Vijf verschillende soorten oesters worden gekweekt in Noord-Amerika; een handvol meer worden gekweekt over de hele wereld. Elke soort heeft zijn eigen uiterlijk, smaak en stijl.
De oostelijke oester (Crassostrea virginica) komt oorspronkelijk uit de Golf van Mexico, de Atlantische kust van Noord-Amerika, en nergens anders. Hij heeft meestal een sterke, grijsbruine schelp en een zuivere, zilte smaak.
De Olympia oester (Ostrea lurida) komt oorspronkelijk uit de Pacifische kust van Noord-Amerika. Hij blijft zeer klein, heeft mooie, ronde, parelmoerachtige schelpen en een sterke smaak van champignons en selderijzout. Hij werd in de jaren 1800 overbevist en wordt nu nog slechts door enkele mensen in het noordwesten van de Stille Oceaan gekweekt.

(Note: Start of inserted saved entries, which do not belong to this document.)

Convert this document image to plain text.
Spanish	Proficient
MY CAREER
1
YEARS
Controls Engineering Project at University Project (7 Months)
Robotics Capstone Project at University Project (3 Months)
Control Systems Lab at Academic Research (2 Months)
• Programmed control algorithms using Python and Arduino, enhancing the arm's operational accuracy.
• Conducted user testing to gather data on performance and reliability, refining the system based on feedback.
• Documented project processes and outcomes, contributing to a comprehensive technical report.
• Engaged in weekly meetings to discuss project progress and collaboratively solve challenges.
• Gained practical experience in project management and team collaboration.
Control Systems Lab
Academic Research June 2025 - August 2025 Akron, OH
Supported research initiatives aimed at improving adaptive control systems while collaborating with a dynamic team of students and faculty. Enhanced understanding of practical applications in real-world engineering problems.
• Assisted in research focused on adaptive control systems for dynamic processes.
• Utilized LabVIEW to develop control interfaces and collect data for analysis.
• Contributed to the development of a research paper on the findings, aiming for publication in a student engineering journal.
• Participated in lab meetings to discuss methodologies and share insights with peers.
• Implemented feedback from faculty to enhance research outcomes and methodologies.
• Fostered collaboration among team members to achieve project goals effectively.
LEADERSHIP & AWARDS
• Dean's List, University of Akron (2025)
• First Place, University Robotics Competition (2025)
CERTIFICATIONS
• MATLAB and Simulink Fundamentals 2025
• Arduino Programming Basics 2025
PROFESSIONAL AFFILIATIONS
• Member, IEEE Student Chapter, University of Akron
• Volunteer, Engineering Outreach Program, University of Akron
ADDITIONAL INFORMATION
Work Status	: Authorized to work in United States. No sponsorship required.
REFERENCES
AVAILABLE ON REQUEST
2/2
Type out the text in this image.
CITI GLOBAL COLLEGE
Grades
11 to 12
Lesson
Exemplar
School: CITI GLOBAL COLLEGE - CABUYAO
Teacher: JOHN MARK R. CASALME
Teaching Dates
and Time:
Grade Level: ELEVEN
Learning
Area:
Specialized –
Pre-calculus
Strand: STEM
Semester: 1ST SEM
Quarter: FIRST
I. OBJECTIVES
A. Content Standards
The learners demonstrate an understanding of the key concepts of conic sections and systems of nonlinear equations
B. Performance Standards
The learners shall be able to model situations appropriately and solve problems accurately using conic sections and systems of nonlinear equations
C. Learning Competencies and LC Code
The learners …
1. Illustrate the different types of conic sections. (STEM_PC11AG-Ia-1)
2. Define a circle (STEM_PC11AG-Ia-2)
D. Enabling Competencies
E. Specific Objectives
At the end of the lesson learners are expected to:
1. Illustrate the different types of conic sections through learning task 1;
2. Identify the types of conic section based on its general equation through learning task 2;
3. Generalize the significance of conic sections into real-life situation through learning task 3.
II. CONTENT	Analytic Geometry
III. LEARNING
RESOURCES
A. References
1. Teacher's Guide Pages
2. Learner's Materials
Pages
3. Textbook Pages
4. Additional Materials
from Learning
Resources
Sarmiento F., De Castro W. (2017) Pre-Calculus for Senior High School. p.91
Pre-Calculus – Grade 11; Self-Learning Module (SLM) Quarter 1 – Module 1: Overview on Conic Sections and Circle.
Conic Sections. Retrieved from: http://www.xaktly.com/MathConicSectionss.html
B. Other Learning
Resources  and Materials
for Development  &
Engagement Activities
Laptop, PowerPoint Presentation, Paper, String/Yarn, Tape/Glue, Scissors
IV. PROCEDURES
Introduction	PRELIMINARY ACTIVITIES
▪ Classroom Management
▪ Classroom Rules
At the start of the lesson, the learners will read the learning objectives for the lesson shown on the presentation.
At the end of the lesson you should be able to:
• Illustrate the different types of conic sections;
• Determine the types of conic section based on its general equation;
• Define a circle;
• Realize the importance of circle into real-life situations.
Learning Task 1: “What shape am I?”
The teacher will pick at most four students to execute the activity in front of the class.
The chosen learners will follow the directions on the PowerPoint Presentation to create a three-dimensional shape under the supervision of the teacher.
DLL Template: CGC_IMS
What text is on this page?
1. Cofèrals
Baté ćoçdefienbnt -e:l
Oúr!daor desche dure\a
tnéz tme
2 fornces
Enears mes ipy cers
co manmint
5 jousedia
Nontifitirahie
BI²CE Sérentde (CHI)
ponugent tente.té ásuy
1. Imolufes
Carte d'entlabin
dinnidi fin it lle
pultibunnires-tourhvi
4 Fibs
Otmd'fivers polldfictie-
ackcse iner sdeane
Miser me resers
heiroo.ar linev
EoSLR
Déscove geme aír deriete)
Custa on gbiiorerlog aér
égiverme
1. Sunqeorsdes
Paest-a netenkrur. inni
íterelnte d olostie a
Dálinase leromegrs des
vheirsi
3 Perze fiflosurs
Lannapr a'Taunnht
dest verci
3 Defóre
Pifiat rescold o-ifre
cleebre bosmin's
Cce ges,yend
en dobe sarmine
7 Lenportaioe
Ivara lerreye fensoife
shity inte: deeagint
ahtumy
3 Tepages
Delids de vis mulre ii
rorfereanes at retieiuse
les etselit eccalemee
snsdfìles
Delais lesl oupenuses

De Japanse oester (Crassostrea gigas) komt oorspronkelijk uit de Japanse kust van de Stille Oceaan. Hij groeit snel en gemakkelijk, heeft elegante, gerimpelde schelpen met roze en paarse strepen tussen het wit en groen, en is meestal zoeter en minder pekelig dan de oostelijke oester, met een smaak als komkommer en meloenrasp. Hij werd in de jaren 1930 ingevoerd om de industrie aan de westkust te redden nadat de Olympia bijna was uitgeroeid, en is vandaag de dag de belangrijkste oester die wereldwijd wordt gebruikt, van Frankrijk tot China.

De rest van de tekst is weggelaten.